Korzybski appreciated the interest and the publicity but, as he told A. Ranger Tyler, he found the meeting depressing:
It seems that a fairly large number of psychiatrists are interested in my work, some of the really important very much so, but they are very slow. There were some really fine papers of an “inspiring” character for the profession, but these do not give workable means, and so they are quite useless for any immediate activities. My wife attended the meetings with me, she was quite happy because “every important paper went my way.” I was frankly very depressed, because out of a 20 year sentence (the average for all pioneers in human problems) I have served only six months, and so I will die before anything will happen if it goes this way. (19)  
Since the theory of sanity and mental hygiene had become so central to his work, he needed the cooperation of psychiatrists, who as a group seemed as reluctant to read the book as the experimentalists Coghill told him about.

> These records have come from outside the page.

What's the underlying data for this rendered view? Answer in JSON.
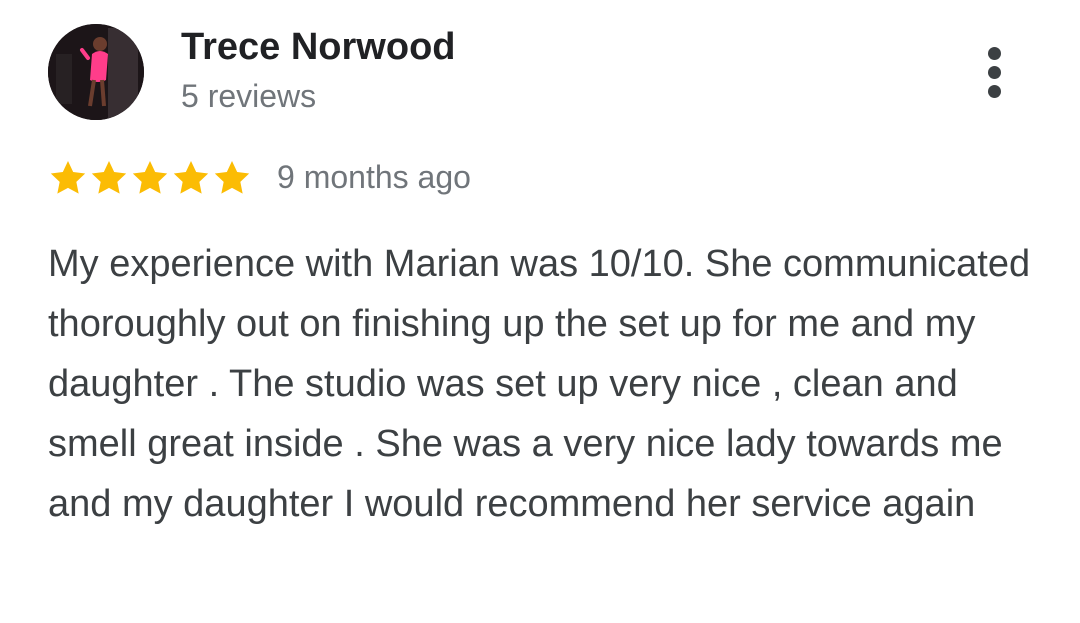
{
  "reviewer": {
    "name": "Trece Norwood",
    "review_count": "5 reviews"
  },
  "review": {
    "rating": 5,
    "max_rating": 5,
    "date": "9 months ago",
    "text": "My experience with Marian was 10/10. She communicated thoroughly out on finishing up the set up for me and my daughter . The studio was set up very nice , clean and smell great inside . She was a very nice lady towards me and my daughter I would recommend her service again"
  },
  "icons": {
    "more": "more-vert-icon",
    "star": "star-icon"
  },
  "colors": {
    "star": "#fbbc04",
    "name": "#202124",
    "secondary": "#70757a",
    "body": "#3c4043"
  }
}
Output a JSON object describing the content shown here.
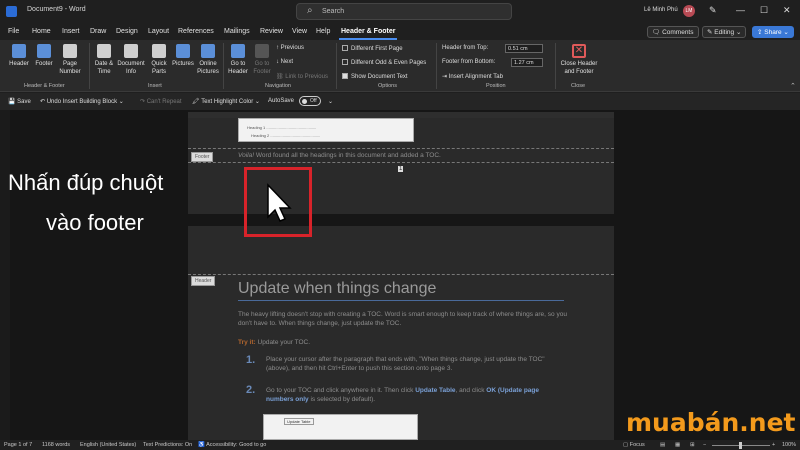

He decided to produce a brief outline of the initial remarks he had written for Murray’s paper. In the “Outline” he would distill the main points of Science and Sanity that most readers seemed to be missing, and with this perhaps entice others to open the book and read. He would either get it published as an article or print it himself as a pamphlet.(20) In any case, such a piece could help “to eliminate my wasting a life time of personal education of people by letters.”(21) He wrote to Coghill shortly after the psychiatric association conference, “My difficulties become clearer everyday and it seems that only lectures (which I cannot get) and articles (which nobody wants to print or read) would do.”(22)  

In this initial stage of figuring out how to promote his work, George Ellett Coghill’s support and advice seemed priceless. But Coghill was not going to be able to help with much else. He had a major physical collapse at the end of June 1934. He couldn’t even respond to letters from Korzybski until January 1935. In May of that year, he got Korzybski to lecture at the Wistar Institute. After Coghill was forced to retire from Wistar at the end of 1935, the two men stayed in touch. In 1939, Coghill agreed to serve as an Honorary Trustee of the Institute of General Semantics, a role he continued until his death in July 1941.

You may download a pdf of all of the book's reference notes (including a note on primary source material and abbreviations used) from the link labeled Notes on the Contents page. The pdf of the Bibliography, linked on the Contents page contains full information on referenced books and articles. 
13. Julian Huxley, qtd. in Herrick 1949, p. 6.

14. G. E. Coghill to AK, 1/17/1934. AKDA 32.882. 

15. AK to G. E. Coghill, 1/18/1934. AKDA 32.878.

16. AK to G. E. Coghill, 2/21/1934. AKDA 32.889. 

17. G. E. Coghill to AK, 3/26/1934. AKDA 32.899. 

18. AK to David Fairchild, 8/16/1934. AKDA 25.126. 

19. AK to A. Ranger Tyler, 6/4/1934. AKDA 27.464. 

20. Korzybski presented “An Outline of General Semantics: The Application of Some Methods of Exact Sciences to the Solution of Human Problems and Educational Training for General Sanity” in 1935 at the First American Congress for General Semantics. He had it published in 1938 in General Semantics: Papers from the First American Congress for General Semantics, edited by Hansell Baugh. He later had it reprinted as a pamphlet sold by the Institute of General Semantics. It was later reprinted in Alfred Korzybski Collected Writings, pp. 189–224. 

21. AK to A. Ranger Tyler, 7/10/1934. AKDA 27.473. 

22. AK to G. E. Coghill, 6/10/1934. AKDA 32.871.